Landlord responds to Copper Beech apartment complaints


Blake Lanser/Iowa State Daily

Residents at the new Copper Beech townhomes haven’t been satisfied with some of the issues and findings they’ve discovered upon move-in. Residents have reported holes in walls, beer cans in bathtubs and paint splatters all over windows. The townhomes opened for move-in on Aug. 23 for most residents.

Emily Eppens

Campus Crest, the owner of The Grove and Copper Beech, seeks to answer its tenants’ questions.

Robert Dann, chief operations officer for Campus Crest, said Copper Beech will help students with any problems found in their apartments upon their move-in date.

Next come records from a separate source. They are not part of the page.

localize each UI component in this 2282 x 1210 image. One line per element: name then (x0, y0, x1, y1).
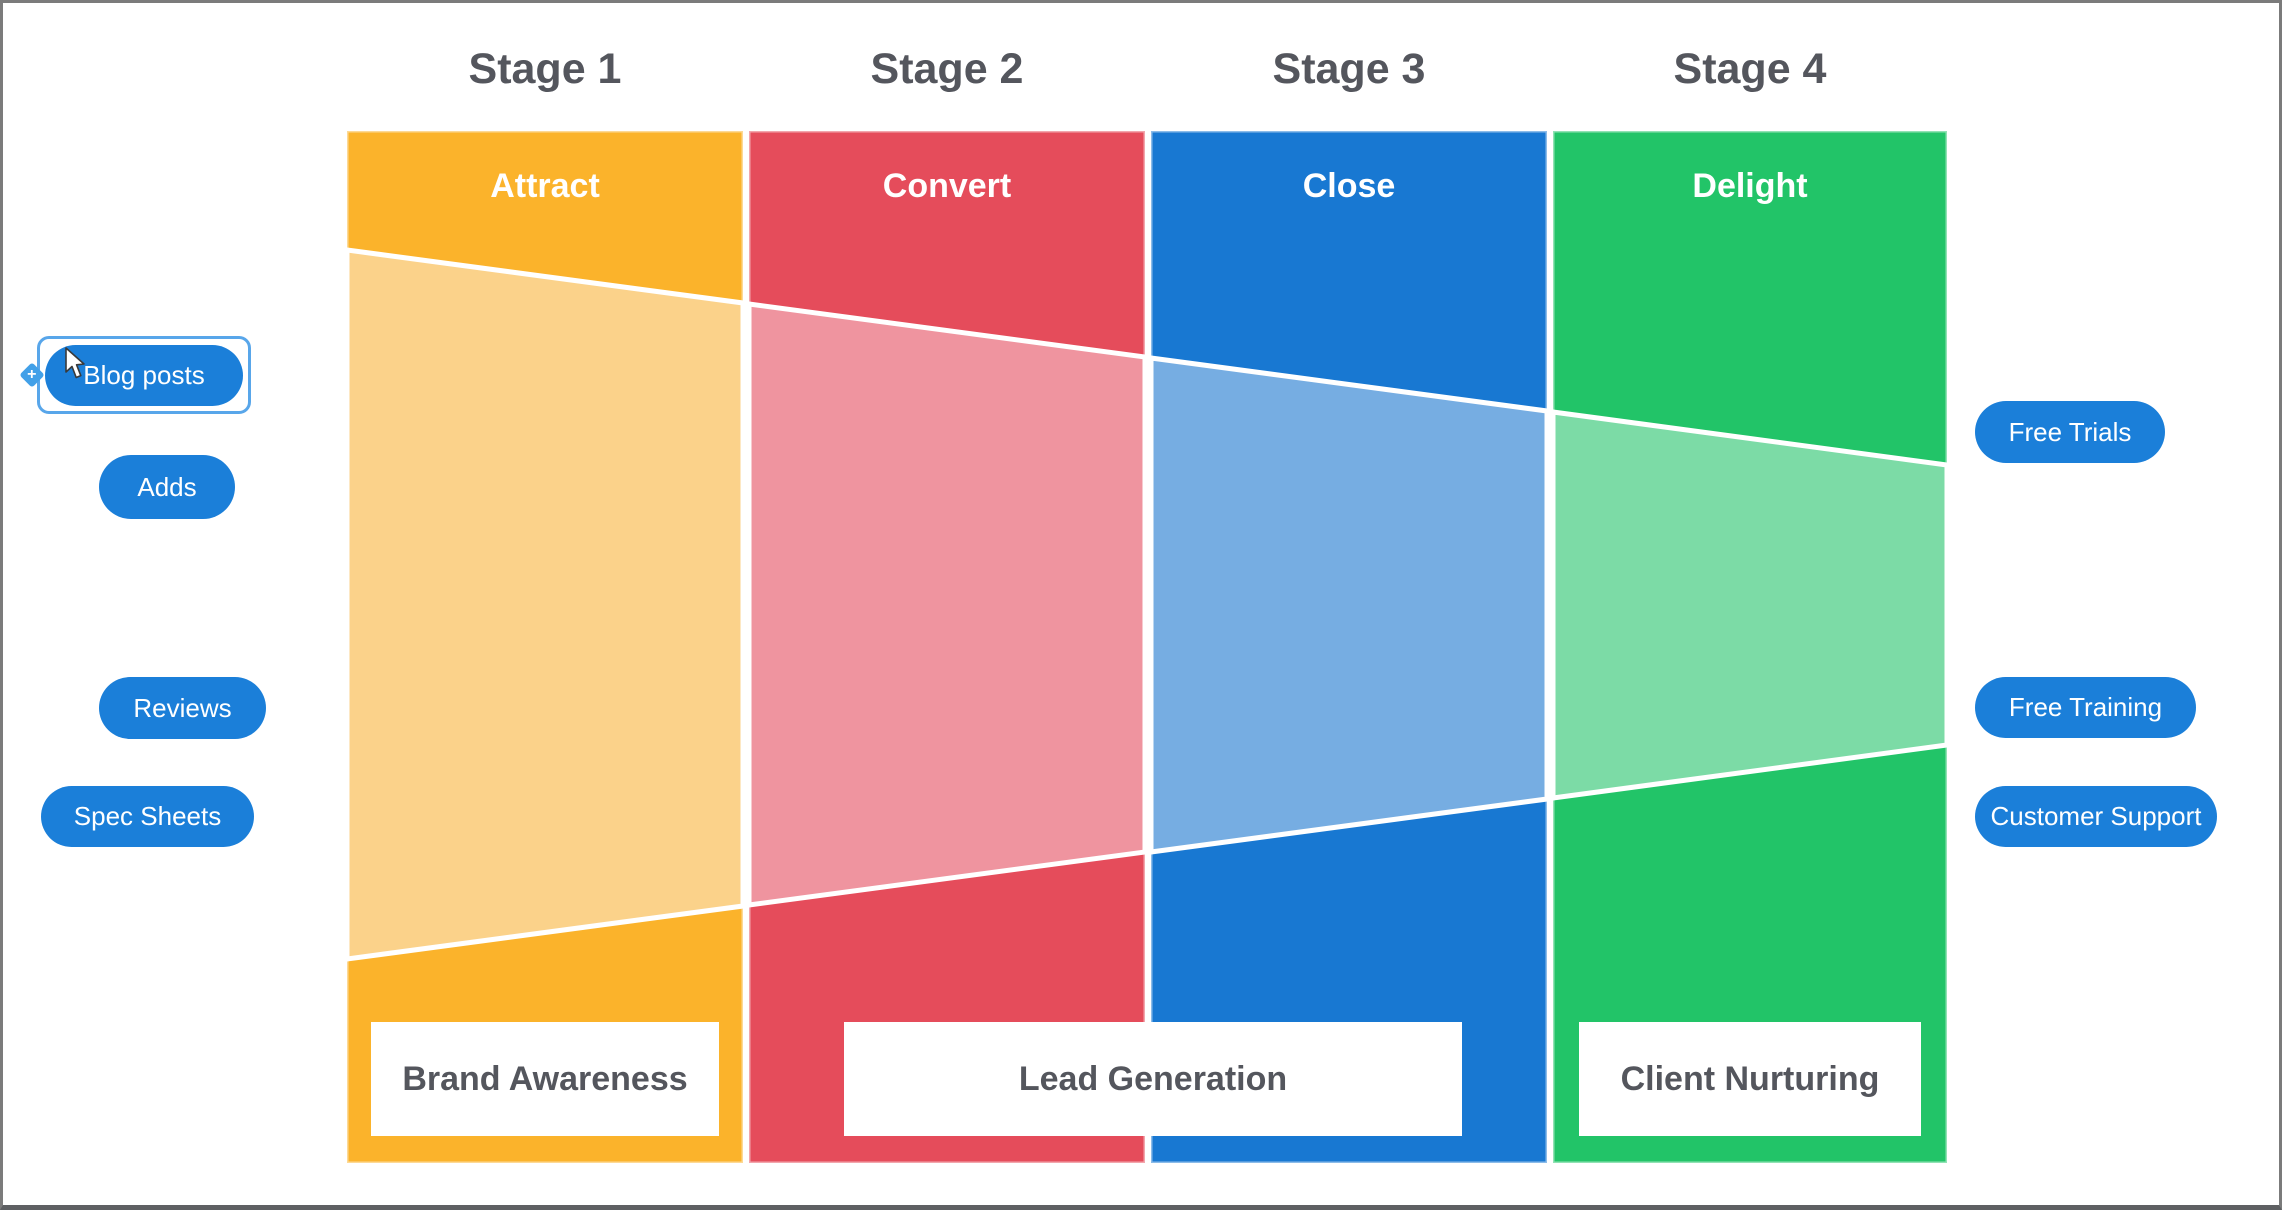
mouse-cursor-icon (65, 347, 85, 379)
funnel-segment-close[interactable] (1148, 355, 1550, 855)
column-header-convert: Convert (882, 166, 1012, 205)
label-box-lead-generation[interactable]: Lead Generation (844, 1022, 1462, 1136)
shape-free-training[interactable]: Free Training (1975, 677, 2196, 738)
label-box-brand-awareness[interactable]: Brand Awareness (371, 1022, 719, 1136)
stage-label-4: Stage 4 (1673, 45, 1827, 93)
stage-label-1: Stage 1 (468, 45, 622, 93)
column-header-delight: Delight (1692, 166, 1808, 205)
stage-label-2: Stage 2 (870, 45, 1024, 93)
shape-free-trials[interactable]: Free Trials (1975, 401, 2165, 463)
stage-label-3: Stage 3 (1272, 45, 1426, 93)
label-box-client-nurturing[interactable]: Client Nurturing (1579, 1022, 1921, 1136)
shape-reviews[interactable]: Reviews (99, 677, 266, 739)
funnel-segment-convert[interactable] (746, 301, 1148, 908)
funnel-diagram (347, 131, 1947, 1163)
shape-spec-sheets[interactable]: Spec Sheets (41, 786, 254, 847)
shape-adds[interactable]: Adds (99, 455, 235, 519)
column-header-attract: Attract (490, 166, 600, 205)
column-header-close: Close (1302, 166, 1396, 205)
shape-blog-posts[interactable]: Blog posts (45, 345, 243, 406)
funnel-segment-attract[interactable] (347, 247, 746, 962)
shape-customer-support[interactable]: Customer Support (1975, 786, 2217, 847)
funnel-segment-delight[interactable] (1550, 409, 1947, 801)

Dann said its priority will be to appease students’ complaints and communicate with students on future complaints as well as how to solve their present concerns.

“The most important thing for [Campus Crest] is the students,” Dann said. “We house over 46,000 students across the country. We know where our bread is buttered and that is taking care of the students. If we run into an issue like this, we take care of them the best we can.”

He also says that the construction delay that caused the complex to pay for some of their tenants to live in hotels until the building was complete was largely due to soil issues on the property.

“We had soil issues that we had to deal with, which was a struggle when we did The Grove project as well,” Dann said. “The soil is very fertile, and it has been very difficult to find firm soil to build on. It’s a little more difficult to work with.” 

Upon moving in, students had also complained of muddy footprints on the carpet, leftover pop cans and dirty bathrooms.

Dann said that some of the contractors Campus Crest hired were not doing their jobs properly or as quickly as they had promised the company. 

“We had to change them out and get somebody who knows what they are doing,” Dann said. 

The apartments have had complaints from students regarding nonfunctioning or brokend appliances, power outlets and air conditioning units. Copper Beech aims to resolve these problems as quickly and as efficiently as they can, Dann said.

All Campus Crest buildings were inspected and approved by the local business authorities.

“We have replaced and repaired everything the students have issues with,” Dann said. “It’s a big complex. It’s bound to have some problems. We try to fix those issues the best we can.”

Copper Beech uses social media and notices around the complex to communicate with its tenants.

“When it comes down to it, our focus is the students,” Dann said. “We want to give them the best experience that we can during their time in school.”